Николас был серьезно ранен, а я едва уцелел. Отступали мы так быстро, насколько позволяли тоннели, которые к тому времени заполонили смертоносные щупальца вечно голодного монстра.
Мы проиграли. И боль тех потерь навсегда останется со мною.
В Часовню Прокаженных я влетел подобно урагану. Следом Витор и Микаэль внесли раненного Николаса. Лицо экзорциста побледнело, скулы и нос заострились, как у покойника, с пересохших губ слетали фразы молитвы.
— Domine Deus, firma fide credo, et confiteor omnia et singula…
Нам на встречу тут же бросились двое лекарей лепрозория.
— Прочь! — гаркнул я, и заорал во всю глотку: — Гюго!!!
Лекарь выскочил из кельи и поспешил на помощь. От Гюго разило вином, но на ногах француз стоял крепко.
— Скорее, несите его сюда, — бормотал Гюго. — Да, вот так. Кладите на стол. Сейчас, брат Николас. Сейчас все сделаем…
Не отвечая на вопросы клириков, ни с кем не разговаривая, злой, будто черт, я ворвался в свой кабинет. Швырнул на затертый стол сумку с записями и со всей силы ударил кулаком по столу. Костяшки пальцев пронзила боль. Она напомнила, что я еще жив. Те крестьяне… Упокой Господь их души.
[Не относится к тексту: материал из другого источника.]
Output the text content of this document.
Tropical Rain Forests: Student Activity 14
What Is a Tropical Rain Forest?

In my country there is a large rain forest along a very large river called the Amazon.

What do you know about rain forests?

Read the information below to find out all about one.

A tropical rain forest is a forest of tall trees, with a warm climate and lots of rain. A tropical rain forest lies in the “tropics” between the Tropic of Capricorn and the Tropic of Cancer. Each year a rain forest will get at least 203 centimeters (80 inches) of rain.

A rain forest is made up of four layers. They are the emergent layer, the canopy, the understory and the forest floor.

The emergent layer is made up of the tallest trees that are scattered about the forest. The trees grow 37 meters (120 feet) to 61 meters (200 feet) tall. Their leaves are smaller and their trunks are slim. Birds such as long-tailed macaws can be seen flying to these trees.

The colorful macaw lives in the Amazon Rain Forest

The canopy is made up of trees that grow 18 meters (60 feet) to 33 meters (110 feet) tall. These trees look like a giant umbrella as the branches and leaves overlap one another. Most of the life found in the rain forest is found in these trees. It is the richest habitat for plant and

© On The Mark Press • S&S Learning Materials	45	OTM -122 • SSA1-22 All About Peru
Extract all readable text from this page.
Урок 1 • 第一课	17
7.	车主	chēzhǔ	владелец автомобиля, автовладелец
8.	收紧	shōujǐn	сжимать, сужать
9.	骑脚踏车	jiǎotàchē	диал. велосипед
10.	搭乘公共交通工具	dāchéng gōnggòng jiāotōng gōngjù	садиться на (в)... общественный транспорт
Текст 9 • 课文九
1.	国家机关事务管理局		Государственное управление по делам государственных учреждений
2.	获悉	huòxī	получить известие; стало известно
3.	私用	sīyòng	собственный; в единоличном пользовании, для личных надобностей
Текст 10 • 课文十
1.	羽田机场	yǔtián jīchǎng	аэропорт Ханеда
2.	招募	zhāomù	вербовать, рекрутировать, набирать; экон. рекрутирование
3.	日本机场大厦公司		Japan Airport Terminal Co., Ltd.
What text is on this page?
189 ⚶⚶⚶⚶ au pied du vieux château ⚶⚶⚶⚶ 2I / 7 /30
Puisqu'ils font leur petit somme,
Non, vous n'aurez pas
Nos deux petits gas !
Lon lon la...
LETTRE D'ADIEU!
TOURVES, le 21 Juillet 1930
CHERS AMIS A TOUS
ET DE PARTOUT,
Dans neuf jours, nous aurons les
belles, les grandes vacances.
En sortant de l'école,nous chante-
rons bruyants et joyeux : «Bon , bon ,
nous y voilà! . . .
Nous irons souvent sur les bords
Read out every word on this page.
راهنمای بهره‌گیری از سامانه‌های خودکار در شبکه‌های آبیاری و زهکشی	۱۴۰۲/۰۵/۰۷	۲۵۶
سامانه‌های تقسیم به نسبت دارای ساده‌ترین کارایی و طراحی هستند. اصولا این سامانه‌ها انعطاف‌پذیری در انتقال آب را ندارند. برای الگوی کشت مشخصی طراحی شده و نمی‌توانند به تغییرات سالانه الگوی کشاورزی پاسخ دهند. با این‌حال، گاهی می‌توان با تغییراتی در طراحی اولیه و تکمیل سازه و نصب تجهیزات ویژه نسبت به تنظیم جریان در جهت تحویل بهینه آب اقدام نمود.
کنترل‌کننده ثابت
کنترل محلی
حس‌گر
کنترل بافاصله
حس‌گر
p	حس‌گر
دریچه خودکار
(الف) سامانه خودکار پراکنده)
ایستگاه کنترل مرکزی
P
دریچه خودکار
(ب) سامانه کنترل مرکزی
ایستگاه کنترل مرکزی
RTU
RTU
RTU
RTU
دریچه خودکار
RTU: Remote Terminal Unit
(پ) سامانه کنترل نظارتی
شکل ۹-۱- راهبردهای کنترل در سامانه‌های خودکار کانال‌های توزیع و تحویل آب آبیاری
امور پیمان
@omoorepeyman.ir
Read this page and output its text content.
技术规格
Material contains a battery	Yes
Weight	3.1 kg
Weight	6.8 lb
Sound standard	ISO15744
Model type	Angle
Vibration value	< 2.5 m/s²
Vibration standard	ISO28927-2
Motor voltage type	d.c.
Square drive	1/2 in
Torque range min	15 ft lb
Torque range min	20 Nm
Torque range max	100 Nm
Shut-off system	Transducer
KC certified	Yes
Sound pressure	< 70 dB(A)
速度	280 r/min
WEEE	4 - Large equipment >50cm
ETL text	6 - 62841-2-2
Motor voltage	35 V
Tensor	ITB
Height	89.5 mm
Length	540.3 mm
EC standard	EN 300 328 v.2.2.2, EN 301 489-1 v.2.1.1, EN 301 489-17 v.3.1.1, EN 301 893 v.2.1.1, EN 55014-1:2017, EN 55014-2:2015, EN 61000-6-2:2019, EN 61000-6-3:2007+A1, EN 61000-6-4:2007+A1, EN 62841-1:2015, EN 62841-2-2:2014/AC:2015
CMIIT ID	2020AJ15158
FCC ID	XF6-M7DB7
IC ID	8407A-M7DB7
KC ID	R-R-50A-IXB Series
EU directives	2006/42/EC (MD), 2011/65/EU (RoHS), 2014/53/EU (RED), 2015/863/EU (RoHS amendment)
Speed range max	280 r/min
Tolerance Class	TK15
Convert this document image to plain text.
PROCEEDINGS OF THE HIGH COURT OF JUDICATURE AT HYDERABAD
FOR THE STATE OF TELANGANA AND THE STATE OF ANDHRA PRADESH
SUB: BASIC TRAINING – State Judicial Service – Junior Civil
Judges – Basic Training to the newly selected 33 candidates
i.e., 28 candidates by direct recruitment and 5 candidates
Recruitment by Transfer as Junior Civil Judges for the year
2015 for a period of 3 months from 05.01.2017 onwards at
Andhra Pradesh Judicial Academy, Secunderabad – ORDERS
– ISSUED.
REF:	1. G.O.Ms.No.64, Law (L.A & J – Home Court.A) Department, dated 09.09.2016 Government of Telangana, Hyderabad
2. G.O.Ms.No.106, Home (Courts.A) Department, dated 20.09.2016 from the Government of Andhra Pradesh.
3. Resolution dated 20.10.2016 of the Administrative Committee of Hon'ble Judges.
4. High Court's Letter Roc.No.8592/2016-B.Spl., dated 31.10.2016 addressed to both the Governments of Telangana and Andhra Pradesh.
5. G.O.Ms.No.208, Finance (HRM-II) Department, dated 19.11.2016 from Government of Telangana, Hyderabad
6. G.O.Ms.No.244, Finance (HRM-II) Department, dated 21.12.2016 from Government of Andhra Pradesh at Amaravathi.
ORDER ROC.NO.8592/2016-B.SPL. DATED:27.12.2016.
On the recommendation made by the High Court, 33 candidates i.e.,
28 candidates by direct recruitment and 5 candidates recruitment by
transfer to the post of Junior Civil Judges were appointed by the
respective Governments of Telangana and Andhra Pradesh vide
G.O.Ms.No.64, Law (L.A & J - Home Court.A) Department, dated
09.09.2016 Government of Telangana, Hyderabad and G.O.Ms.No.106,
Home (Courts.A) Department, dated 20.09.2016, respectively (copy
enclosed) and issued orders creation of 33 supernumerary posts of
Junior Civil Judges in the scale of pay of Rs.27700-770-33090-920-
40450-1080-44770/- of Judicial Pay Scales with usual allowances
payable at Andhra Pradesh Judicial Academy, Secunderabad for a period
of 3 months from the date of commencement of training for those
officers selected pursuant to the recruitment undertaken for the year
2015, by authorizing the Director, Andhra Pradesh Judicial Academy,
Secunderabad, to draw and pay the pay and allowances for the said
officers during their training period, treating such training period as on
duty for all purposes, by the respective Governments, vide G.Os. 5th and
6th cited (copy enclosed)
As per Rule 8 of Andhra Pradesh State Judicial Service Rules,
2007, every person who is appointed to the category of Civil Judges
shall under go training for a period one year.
Меня бил озноб, а внутри, в душе, разгорался лихорадочный огонь. Как одержимый, я принялся раскладывать на столе свои заметки и карту местности. Руки дрожали, сердце колотилось, подгоняемое внутренним пламенем. А перед взором все еще стояло подземелье и картины жутких смертей…
— Что же это за тварь? — снова и снова задавался я вопросом. — Как ЭТО убить?
Я в очередной раз просмотрел записи, сверился с картой и нанес новую отметку с почерневшими полями и подземельем у старой мельницы. Если добавить еще две отметки, то получится искаженная пентаграмма. И тут что-то проскользнуло… Мысль, догадка.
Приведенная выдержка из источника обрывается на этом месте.